Młody Jezus pokazuje nam w tej tajemnicy bardzo trudną i niewygodną do zaakceptowania dla wielu młodych zasadę. Zwraca uwagę młodzieży na potrzebę uczęszczania do kościoła. Ale nie czyni tego rozkazem w celu zniewolenia nas i uciśnienia. Nie. Bóg pragnie spotkać się z nami – młodymi. A gdzież łatwiej o spotkanie z Bogiem – jeśli nie w kościele? On z miłością zaprasza nas do świątyni: tam w modlitwie, we wspólnocie ludzi wierzących, w słowach Pisma Świętego i przede wszystkim w Komunii Świętej czeka na nas i pragnie się z nami spotkać.

Owszem: piękno świata, zwłaszcza przyrody, jest miejscem, gdzie „mieszka Bóg”. Ale nic nie zastąpi spotkania z Bogiem w świątyni. I tak było zawsze: w świątyni żydowskiej i w naszych kościołach. Zresztą, Chrystus nie pozostawiłby nam Skarbu Najświętszego Sakramentu, gdyby nie wiedział, że będziemy Mu oddawali cześć w adoracji w naszych kościołach. On pragnie, byśmy nie usprawiedliwiali się, że tak wiele przeszkód stoi nam na drodze by wygospodarować godzinę tygodniowo na spotkanie z Nim w świątyni na Mszy Świętej niedzielnej. W końcu Bóg dał nam siedem dni, a pragnie byśmy poświęcili Mu tylko jeden.

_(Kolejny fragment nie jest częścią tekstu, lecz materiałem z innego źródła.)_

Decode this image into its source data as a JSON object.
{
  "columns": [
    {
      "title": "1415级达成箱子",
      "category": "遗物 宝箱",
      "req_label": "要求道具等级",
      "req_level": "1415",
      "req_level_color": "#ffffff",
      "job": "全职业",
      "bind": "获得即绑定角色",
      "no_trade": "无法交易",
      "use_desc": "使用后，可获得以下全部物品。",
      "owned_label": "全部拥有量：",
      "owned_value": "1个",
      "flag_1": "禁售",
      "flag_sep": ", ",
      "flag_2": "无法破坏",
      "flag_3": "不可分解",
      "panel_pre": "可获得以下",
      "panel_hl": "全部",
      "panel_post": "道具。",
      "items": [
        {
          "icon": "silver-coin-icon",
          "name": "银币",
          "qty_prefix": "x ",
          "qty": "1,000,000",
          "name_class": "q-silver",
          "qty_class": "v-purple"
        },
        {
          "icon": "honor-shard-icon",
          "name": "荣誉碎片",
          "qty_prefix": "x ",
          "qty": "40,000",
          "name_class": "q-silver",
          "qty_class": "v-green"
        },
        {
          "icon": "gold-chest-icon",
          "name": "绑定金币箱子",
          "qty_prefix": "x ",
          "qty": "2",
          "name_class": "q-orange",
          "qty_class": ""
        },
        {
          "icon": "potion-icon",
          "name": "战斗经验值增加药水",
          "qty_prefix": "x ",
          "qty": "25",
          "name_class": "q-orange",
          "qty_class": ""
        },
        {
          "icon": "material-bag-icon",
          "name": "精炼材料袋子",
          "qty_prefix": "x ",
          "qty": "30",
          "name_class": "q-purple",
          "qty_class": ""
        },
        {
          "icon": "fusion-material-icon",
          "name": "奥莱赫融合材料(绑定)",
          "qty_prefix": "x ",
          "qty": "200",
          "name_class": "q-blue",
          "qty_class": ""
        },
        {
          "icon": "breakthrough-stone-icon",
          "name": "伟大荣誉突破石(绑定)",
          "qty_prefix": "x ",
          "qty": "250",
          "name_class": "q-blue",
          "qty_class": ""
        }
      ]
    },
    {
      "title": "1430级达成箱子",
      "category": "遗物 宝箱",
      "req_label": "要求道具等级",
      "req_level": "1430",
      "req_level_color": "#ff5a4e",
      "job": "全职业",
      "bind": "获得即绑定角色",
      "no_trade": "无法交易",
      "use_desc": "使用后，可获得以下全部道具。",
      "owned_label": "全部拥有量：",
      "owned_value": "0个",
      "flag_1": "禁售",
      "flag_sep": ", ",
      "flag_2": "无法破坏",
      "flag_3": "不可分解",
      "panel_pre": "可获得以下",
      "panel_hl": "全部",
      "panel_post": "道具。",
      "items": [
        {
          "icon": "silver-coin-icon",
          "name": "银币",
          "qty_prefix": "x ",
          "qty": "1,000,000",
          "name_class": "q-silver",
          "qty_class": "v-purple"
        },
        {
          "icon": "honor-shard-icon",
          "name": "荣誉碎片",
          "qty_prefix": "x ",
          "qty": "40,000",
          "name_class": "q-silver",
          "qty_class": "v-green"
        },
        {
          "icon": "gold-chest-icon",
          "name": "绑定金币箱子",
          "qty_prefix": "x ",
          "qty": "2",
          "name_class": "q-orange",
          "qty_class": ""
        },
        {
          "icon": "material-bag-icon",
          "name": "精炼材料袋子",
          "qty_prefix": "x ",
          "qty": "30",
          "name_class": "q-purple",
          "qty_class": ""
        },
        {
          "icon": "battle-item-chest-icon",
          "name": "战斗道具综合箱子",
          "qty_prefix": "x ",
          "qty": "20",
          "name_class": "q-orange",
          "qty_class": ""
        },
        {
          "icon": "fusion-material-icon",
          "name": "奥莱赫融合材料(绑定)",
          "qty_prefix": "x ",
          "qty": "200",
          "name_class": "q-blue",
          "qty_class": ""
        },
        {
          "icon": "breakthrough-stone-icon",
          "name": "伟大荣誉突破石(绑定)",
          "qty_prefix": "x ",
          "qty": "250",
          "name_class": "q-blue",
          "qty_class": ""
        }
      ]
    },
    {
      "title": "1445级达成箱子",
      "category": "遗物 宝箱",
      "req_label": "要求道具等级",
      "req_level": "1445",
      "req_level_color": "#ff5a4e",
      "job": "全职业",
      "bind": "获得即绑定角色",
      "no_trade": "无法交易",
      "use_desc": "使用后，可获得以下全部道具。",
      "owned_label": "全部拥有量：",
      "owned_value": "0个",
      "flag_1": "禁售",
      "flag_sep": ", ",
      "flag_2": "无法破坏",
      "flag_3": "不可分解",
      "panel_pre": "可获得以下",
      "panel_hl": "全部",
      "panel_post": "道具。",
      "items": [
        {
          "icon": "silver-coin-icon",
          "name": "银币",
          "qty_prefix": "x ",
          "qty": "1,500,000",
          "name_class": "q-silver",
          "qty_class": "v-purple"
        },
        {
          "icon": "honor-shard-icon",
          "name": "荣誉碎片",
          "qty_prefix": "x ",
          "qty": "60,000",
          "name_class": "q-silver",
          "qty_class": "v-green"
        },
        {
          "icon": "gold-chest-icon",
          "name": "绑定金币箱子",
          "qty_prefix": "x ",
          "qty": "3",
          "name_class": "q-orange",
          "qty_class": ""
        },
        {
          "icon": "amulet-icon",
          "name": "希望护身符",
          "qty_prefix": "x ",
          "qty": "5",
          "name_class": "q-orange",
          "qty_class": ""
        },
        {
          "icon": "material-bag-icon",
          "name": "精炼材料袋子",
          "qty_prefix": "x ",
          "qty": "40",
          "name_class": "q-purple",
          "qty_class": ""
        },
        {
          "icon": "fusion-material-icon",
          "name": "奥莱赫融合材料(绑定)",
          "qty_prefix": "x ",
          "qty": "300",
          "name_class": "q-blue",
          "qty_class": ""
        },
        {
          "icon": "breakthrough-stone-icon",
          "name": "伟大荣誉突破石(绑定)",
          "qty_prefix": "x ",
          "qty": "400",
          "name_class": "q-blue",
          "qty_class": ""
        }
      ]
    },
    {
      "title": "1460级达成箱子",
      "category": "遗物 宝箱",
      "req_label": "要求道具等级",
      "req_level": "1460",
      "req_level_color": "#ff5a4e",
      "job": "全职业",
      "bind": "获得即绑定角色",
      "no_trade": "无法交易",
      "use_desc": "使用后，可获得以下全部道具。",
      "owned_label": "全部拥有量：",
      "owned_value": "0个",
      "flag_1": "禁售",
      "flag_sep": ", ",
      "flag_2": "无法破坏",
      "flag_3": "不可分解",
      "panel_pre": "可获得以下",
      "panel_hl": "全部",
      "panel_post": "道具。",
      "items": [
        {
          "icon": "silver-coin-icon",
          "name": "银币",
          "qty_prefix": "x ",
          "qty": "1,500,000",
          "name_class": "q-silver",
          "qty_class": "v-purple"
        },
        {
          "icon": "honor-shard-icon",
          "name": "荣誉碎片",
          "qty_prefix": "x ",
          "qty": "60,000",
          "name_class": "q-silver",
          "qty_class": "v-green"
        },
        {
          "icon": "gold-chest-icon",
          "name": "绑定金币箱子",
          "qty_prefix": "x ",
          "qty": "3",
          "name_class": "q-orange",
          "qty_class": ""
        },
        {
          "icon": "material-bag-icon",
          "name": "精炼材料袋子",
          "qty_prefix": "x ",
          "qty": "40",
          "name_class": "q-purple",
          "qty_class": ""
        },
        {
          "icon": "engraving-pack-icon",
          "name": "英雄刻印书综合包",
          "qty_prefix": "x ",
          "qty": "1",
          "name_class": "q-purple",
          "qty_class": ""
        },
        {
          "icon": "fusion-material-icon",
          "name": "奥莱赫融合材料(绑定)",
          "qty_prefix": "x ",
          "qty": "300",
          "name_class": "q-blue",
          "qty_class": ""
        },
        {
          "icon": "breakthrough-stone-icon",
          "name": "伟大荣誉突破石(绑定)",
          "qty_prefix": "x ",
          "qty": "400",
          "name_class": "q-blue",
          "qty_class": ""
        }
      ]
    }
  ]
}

Módlmy się za nas samych, byśmy z żywa wiarą przeżywali spotkanie z Bogiem w świątyni; byśmy się nie usprawiedliwiali błahostkami i lenistwem, gdy przychodzi niedziela. I zastanówmy się, ile razy modlimy się ponad to, co przepisane?, czy zdarza nam się wstępować – choćby na krótką chwilę – na adorację do kościoła w drodze do szkoły lub  pracy?, czy oprócz lekcji religii bierzemy do ręki Pismo Święte?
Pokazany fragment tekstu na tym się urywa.